What key results from the trial might influence how clinicians prioritize patient-reported outcomes when evaluating bimekizumab?

One of the results that impressed me most about bimekizumab was its effect on drainage tunnels, one of the most severe types of lesions for HS patients. So, when patients report their results, most of the time what they report is about the burden of tunneling and the burden of drainage and odor from tunneling. In long-term data, patients treated with bimekizumab showed an almost 75% reduction in the number of drainage tunnels at 2 years.

Therefore, it is not surprising that after 2 years of bimekizumab treatment, one-third of HS patients reported that their disease had no impact on their lives. Simply put, these are patients who are getting their lives back, and this is a truly remarkable outcome for patients with moderate to severe hidradenitis suppurativa. We don’t often get to say this to patients.

How might these findings guide clinical decisions about transitioning patients to less frequent dosing while maintaining effective disease control?

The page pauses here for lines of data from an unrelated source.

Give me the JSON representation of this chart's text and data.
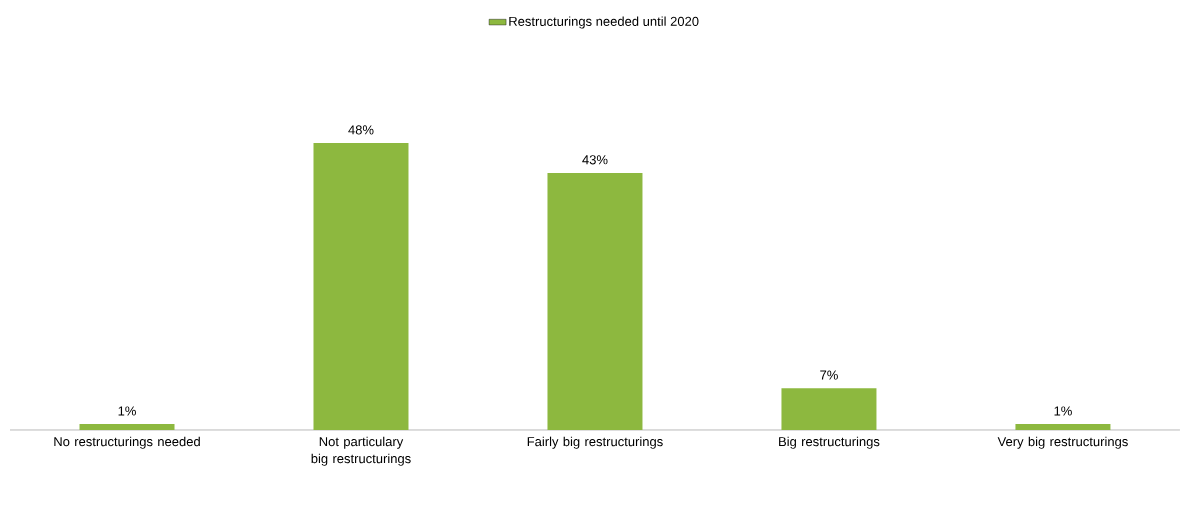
{
  "chart_data": {
    "type": "bar",
    "categories": [
      "No restructurings needed",
      "Not particulary big restructurings",
      "Fairly big restructurings",
      "Big restructurings",
      "Very big restructurings"
    ],
    "series": [
      {
        "name": "Restructurings needed until 2020",
        "color": "#8db83f",
        "values": [
          1,
          48,
          43,
          7,
          1
        ],
        "value_labels": [
          "1%",
          "48%",
          "43%",
          "7%",
          "1%"
        ]
      }
    ],
    "legend": "top"
  }
}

There are a few things to consider here. First, patients taking a biologic drug such as (anti-)TNF (tumor necrosis factor-α) adalimumab on a weekly basis may soon experience this condition, especially for patients who respond inadequately to their treatment. They have the option to switch to bimekizumab, a monthly administration; Of course, they are waiting for approval from a regulatory agency.

We don’t yet know what the FDA will say about how it should be used, but one option we hope for as clinicians is the ability to speed up treatment once patients start on medication, for example. – monthly dosing with bimekizumab is going well but could be better, we would love the option to move to twice monthly or every 2 weeks dosing to try to get a better or truly adequate result. response to treatment.